Miquel se quedó detrás, con el fusil afianzado en sus brazos. El suboficial dejó de balancearse. En aquel momento movió la cabeza adelante. Entornó los ojos, para identificar a aquel desconocido que llevaba en las manos una de aquellas míticas carabinas tigre.
—¿Tienne… munnición? —preguntó el sargento con la lengua trabada.
—Sí, señor.
—Vayya, yo casssi no tenngo parra mi pisstola.
—Lo siento. Señor, venimos desde más allá de Vilafranca. Somos los que quedamos de nuestra compañía. ¿Qué órdenes tiene para nosotros?
El suboficial se echó atrás, sorprendido.
—¿Órdenes?
—Señor…
—Vayyyan a Barcelona.
El Bachiller se lo quedó mirando. Miquel tenía razón. Realmente, ¿necesitaba órdenes? La guerra estaba a punto de acabar; los fascistas los iban a descuartizar, dijeran lo que dijeran los politiquillos que no habían pisado el frente en su vida. Y él había estado en muchas batallas, aunque en los últimos meses hubiera decidido volver a casa a hacer trabajos logísticos y cosas parecidas.
—¿A Barcelona?
—O a Francia. O a Finlandia. Sssuerte —dijo el sargento volviendo a su vaso y a sus botellas de vino.
El Bachiller dio media vuelta, y Miquel con él.
No valía la pena discutir.
Conseguir algo de comida allí sería difícil. Dudaba incluso que hubiera un cuartel o algo parecido.
En la puerta los paró otro soldado. Tenía cicatrices de la guerra, y no apestaba a vino. Les ofreció un cigarrillo que el Bachiller aceptó, agradecido.
—No le hagáis caso al sargento. Está loco, además de borracho.
—Eso parece.
—¿De dónde venís?
—Hace unos días estábamos en el Ordal. Hemos ido bajando la montaña buscando más soldados.
—¿No habéis pasado por Molins?
—Lo hemos rodeado —contestó el Bachiller—. Hemos cruzado el río.
El soldado los observó un rato, como si sospechara que pudieran ser espías de los fascistas. No se podía descartar. Estaban muy cerca, y se creía que algunos ya habían atravesado las líneas. El frente estaba a las afueras de Molins, donde poco más de un centenar de republicanos esperaban la llegada del Cuerpo del Ejército Marroquí, que ya había ocupado Cervelló.
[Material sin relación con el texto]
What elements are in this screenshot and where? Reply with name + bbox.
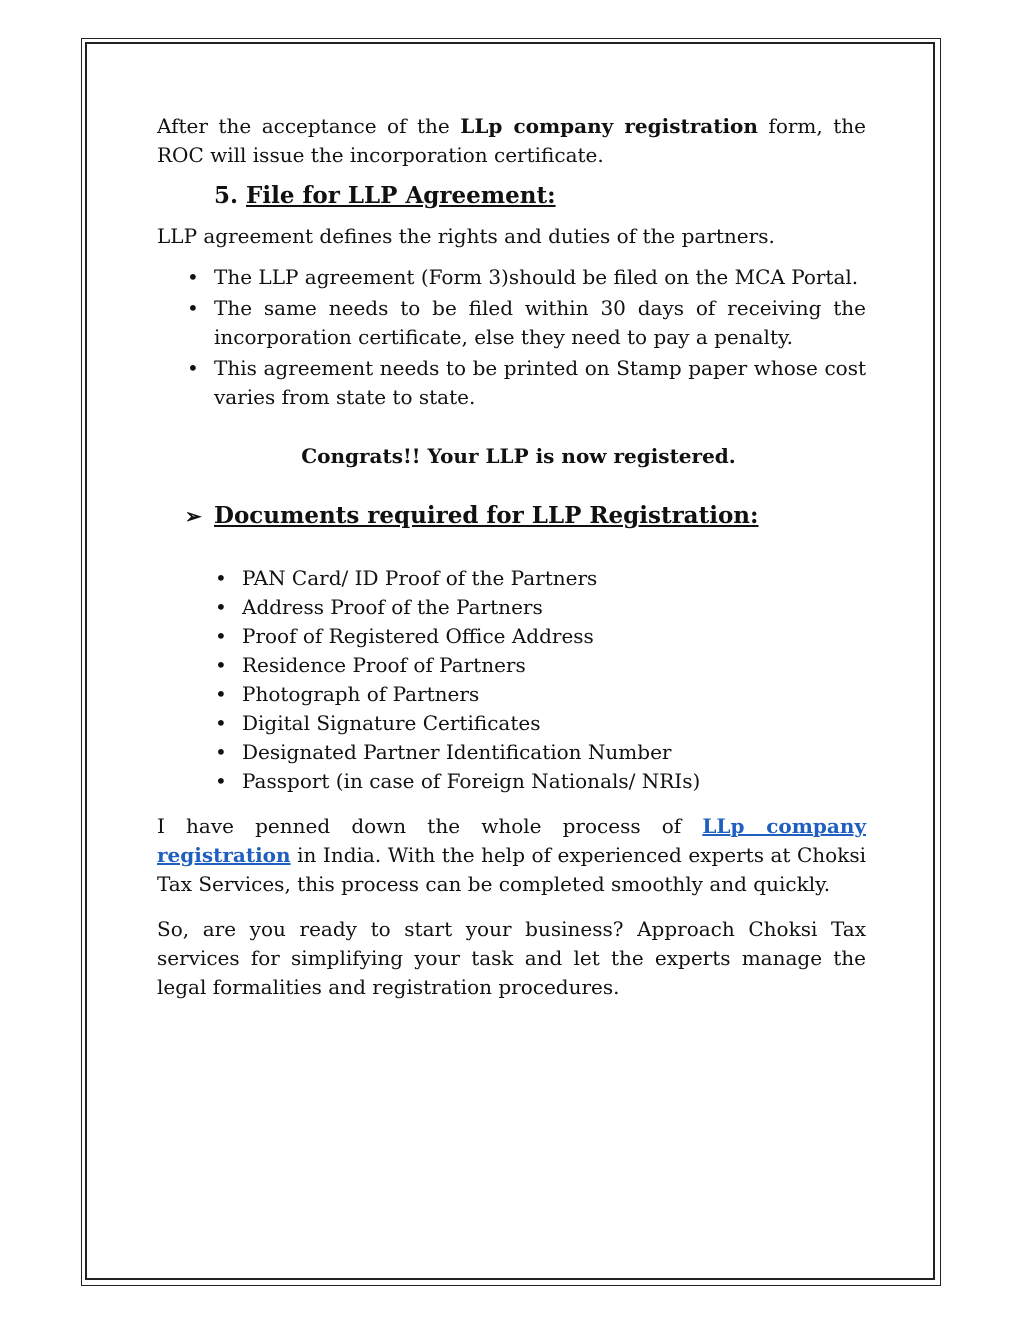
arrow-bullet-icon: ➢ <box>185 504 202 528</box>
intro-bold-term: LLp company registration <box>460 114 758 138</box>
list-item <box>157 738 866 767</box>
list-item <box>157 564 866 593</box>
intro-paragraph <box>157 112 866 170</box>
list-item-text: Residence Proof of Partners <box>242 653 526 677</box>
llp-registration-link[interactable]: LLp company registration <box>157 814 866 867</box>
list-item <box>157 593 866 622</box>
bullet-icon: • <box>215 682 227 706</box>
bullet-icon: • <box>215 711 227 735</box>
list-item-text: The same needs to be filed within 30 days of receiving the incorporation certificate, else they need to pay a penalty. <box>214 296 866 349</box>
closing-paragraph: So, are you ready to start your business? Approach Choksi Tax services for simplifying your task and let the experts manage the legal formalities and registration procedures. <box>157 917 866 999</box>
list-item <box>157 680 866 709</box>
bullet-icon: • <box>215 624 227 648</box>
congrats-message: Congrats!! Your LLP is now registered. <box>301 444 736 468</box>
list-item-text: PAN Card/ ID Proof of the Partners <box>242 566 598 590</box>
list-item-text: Proof of Registered Office Address <box>242 624 594 648</box>
bullet-icon: • <box>187 296 199 320</box>
section-5-number: 5. <box>214 182 239 209</box>
list-item <box>157 263 866 292</box>
list-item-text: The LLP agreement (Form 3)should be filed on the MCA Portal. <box>214 265 859 289</box>
list-item <box>157 294 866 352</box>
bullet-icon: • <box>215 595 227 619</box>
bullet-icon: • <box>215 566 227 590</box>
section-5-lead: LLP agreement defines the rights and duties of the partners. <box>157 224 775 248</box>
list-item <box>157 354 866 412</box>
list-item-text: Digital Signature Certificates <box>242 711 541 735</box>
documents-list <box>157 564 866 796</box>
section-5-heading <box>214 181 866 211</box>
document-body <box>157 112 866 1002</box>
summary-text-before: I have penned down the whole process of <box>157 814 703 838</box>
bullet-icon: • <box>215 653 227 677</box>
list-item <box>157 767 866 796</box>
intro-text-after: form, the ROC will issue the incorporation certificate. <box>157 114 867 167</box>
documents-heading <box>185 501 866 531</box>
list-item <box>157 651 866 680</box>
list-item-text: Designated Partner Identification Number <box>242 740 672 764</box>
section-5-bullet-list <box>157 263 866 412</box>
bullet-icon: • <box>187 356 199 380</box>
bullet-icon: • <box>215 740 227 764</box>
bullet-icon: • <box>215 769 227 793</box>
list-item <box>157 622 866 651</box>
intro-text-before: After the acceptance of the <box>157 114 461 138</box>
list-item-text: Passport (in case of Foreign Nationals/ NRIs) <box>242 769 701 793</box>
list-item <box>157 709 866 738</box>
bullet-icon: • <box>187 265 199 289</box>
summary-text-after: in India. With the help of experienced experts at Choksi Tax Services, this process can be completed smoothly and quickly. <box>157 843 866 896</box>
section-5-title: File for LLP Agreement: <box>246 182 556 209</box>
list-item-text: Photograph of Partners <box>242 682 480 706</box>
list-item-text: This agreement needs to be printed on Stamp paper whose cost varies from state to state. <box>214 356 866 409</box>
documents-title: Documents required for LLP Registration: <box>214 502 759 529</box>
list-item-text: Address Proof of the Partners <box>242 595 543 619</box>
summary-paragraph <box>157 812 866 899</box>
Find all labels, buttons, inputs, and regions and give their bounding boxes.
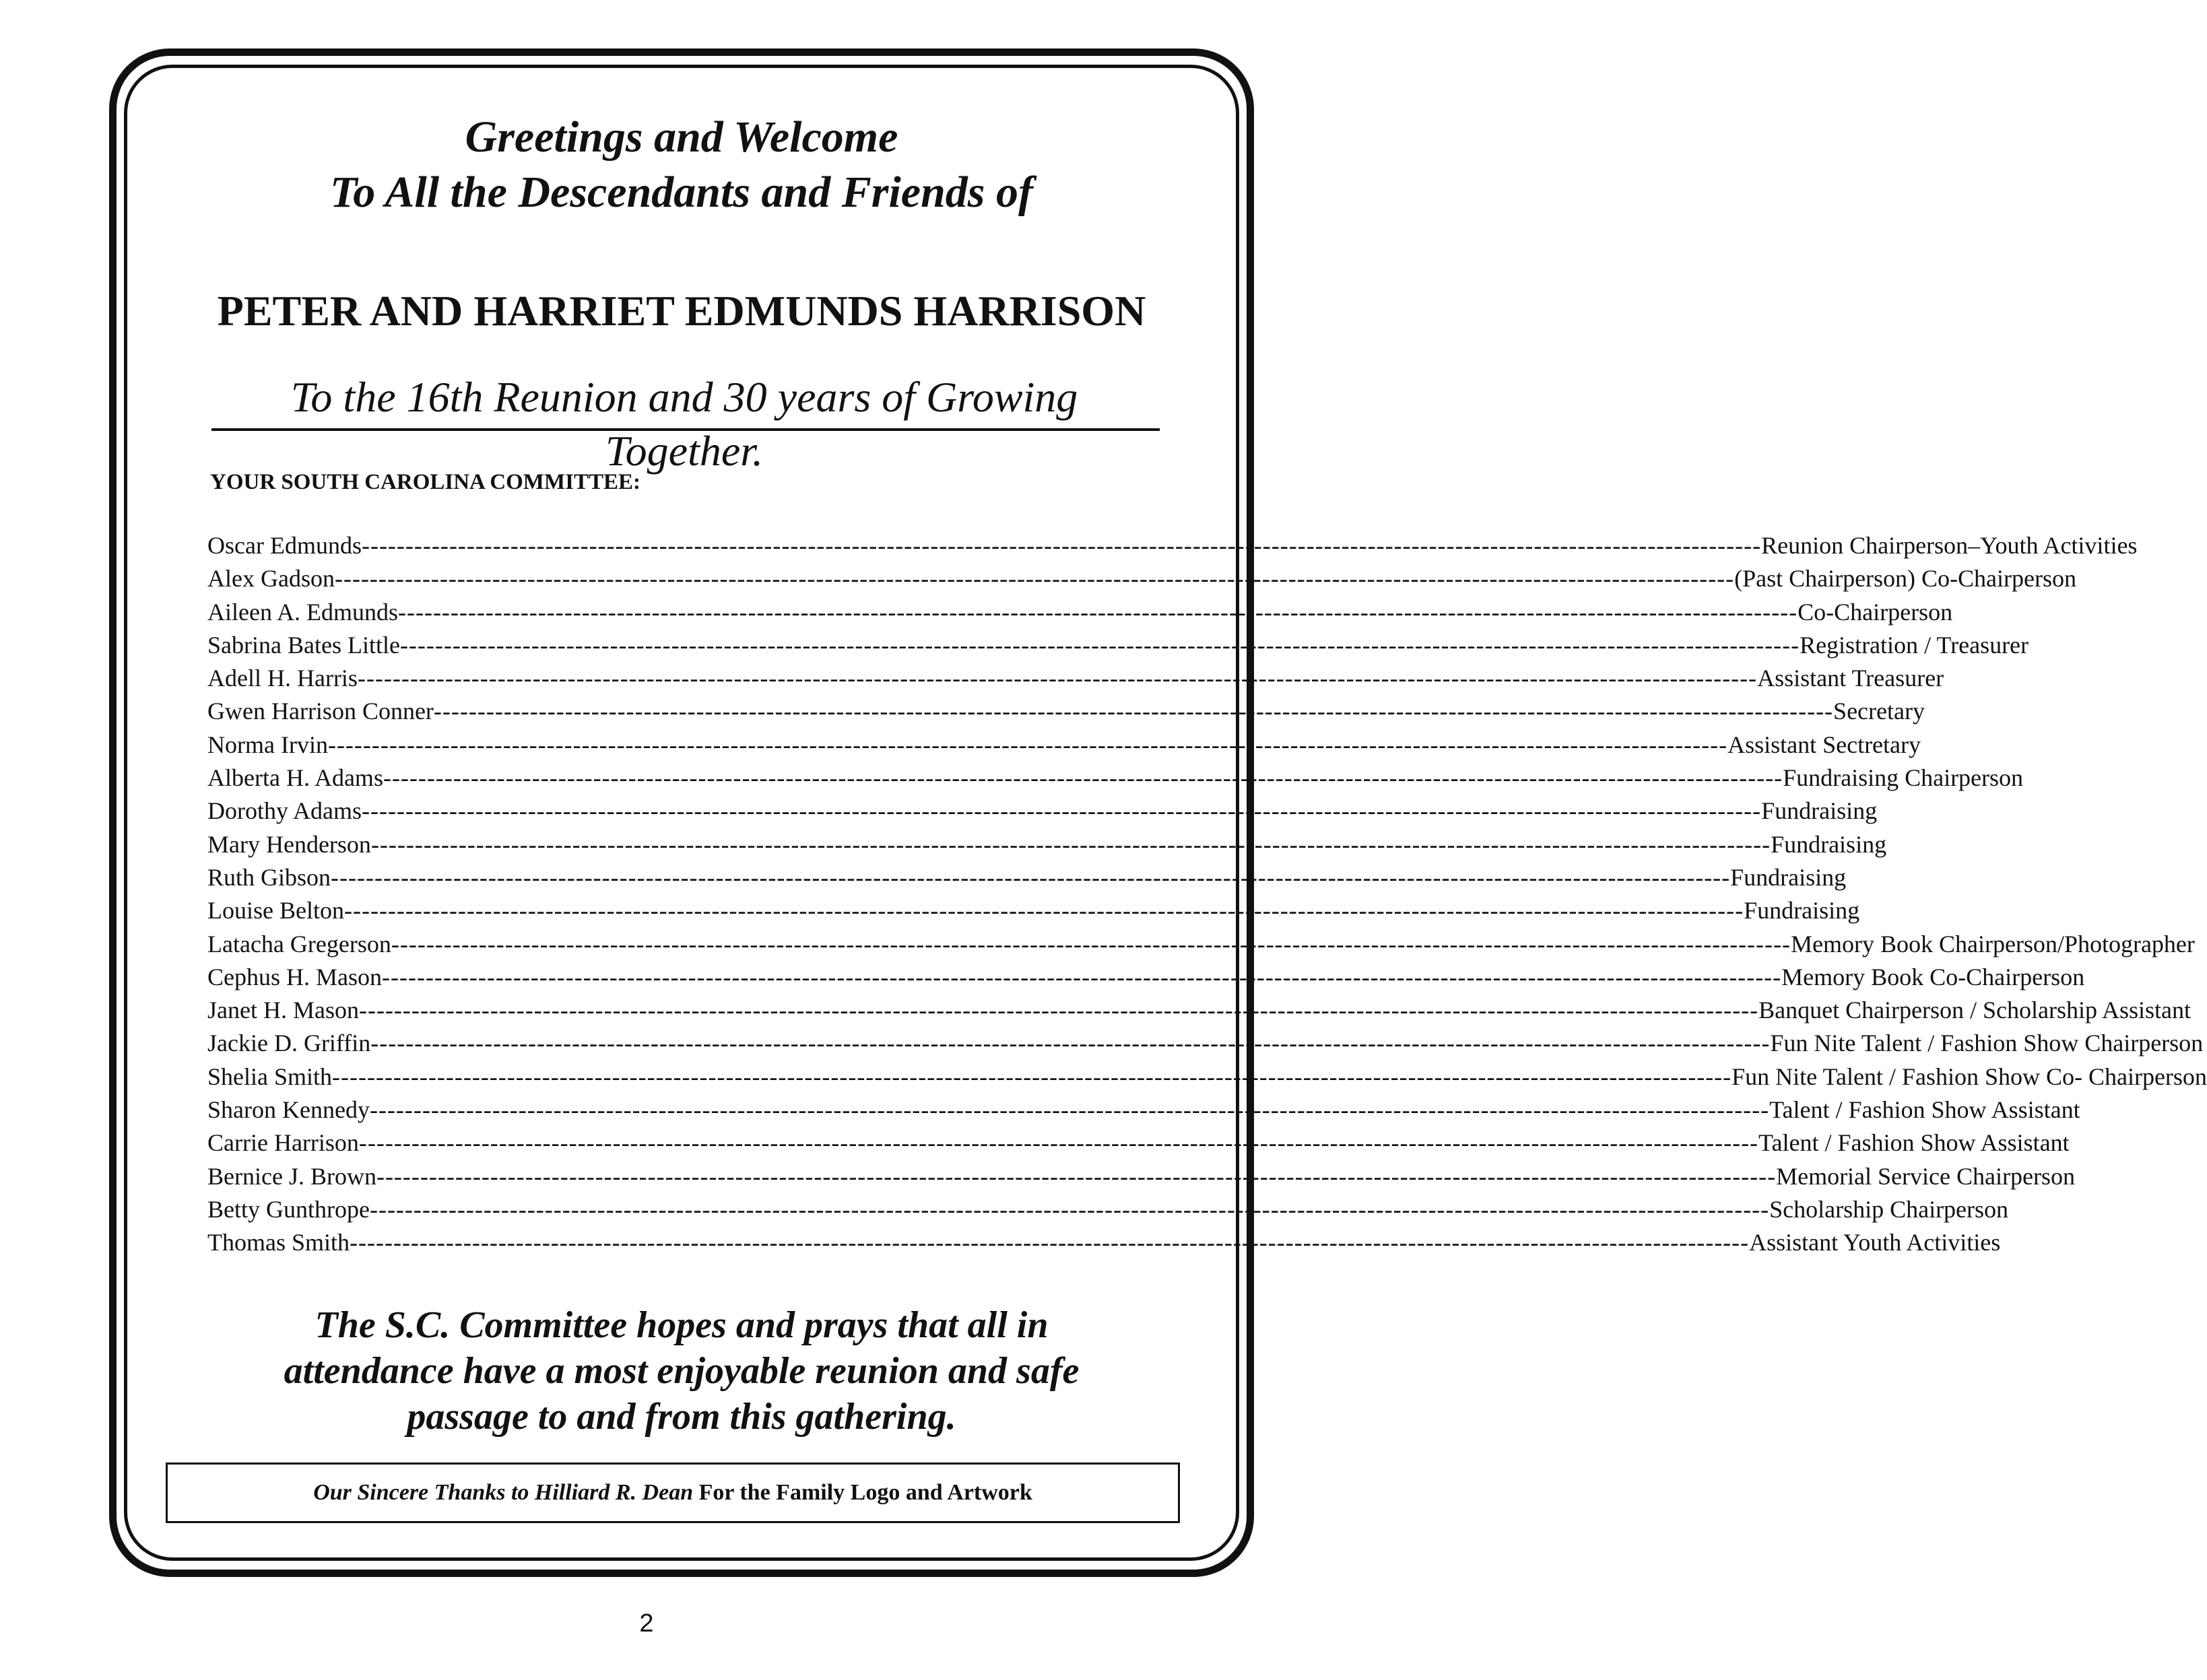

El margen izquierdo del Llobregat estaba lleno de trincheras, donde algunos soldados esperaban la llegada de los fascistas, a oscuras. Soldados republicanos se movían de un lado a otro sin saber muy bien si tenían delante a enemigos o a amigos.
—¿Cómo?
—Nadando. Y no sospeches de nosotros, porque somos republicanos —dijo el Bachiller, sereno—. Aunque entiendo tus recelos. Yo también los tendría, pero no somos moros; y por si crees que soy carlista, te digo que me cago en Montserrat.
—Mira, me da igual.
—Mejor.
El soldado fijó la mirada en los ojos de Miquel y mostró una sonrisa.
—Aunque esté loco, haced caso al sargento. Marchaos de aquí. Huid. Las cosas están muy mal. Vosotros lo sabréis mejor que yo: el Llobregat no será ni el Jarama ni el Manzanares. Aquí solamente hay refugios llenos de niños llorando y vecinos que han sido requeridos para ir al frente y que están escondidos en masías y en algunas cuevas de la montaña, esperando que acabe todo. Yo debo buscarlos, pero creo que esperaré al amanecer para salir corriendo de aquí. Id a Barcelona —insistió de nuevo el soldado, antes de apagar el cigarrillo contra la pared del casino y volver a entrar en el local.
—Será mejor que nos vayamos —dijo el Bachiller, con decisión—. Aquí nadie nos va a dar por desertores.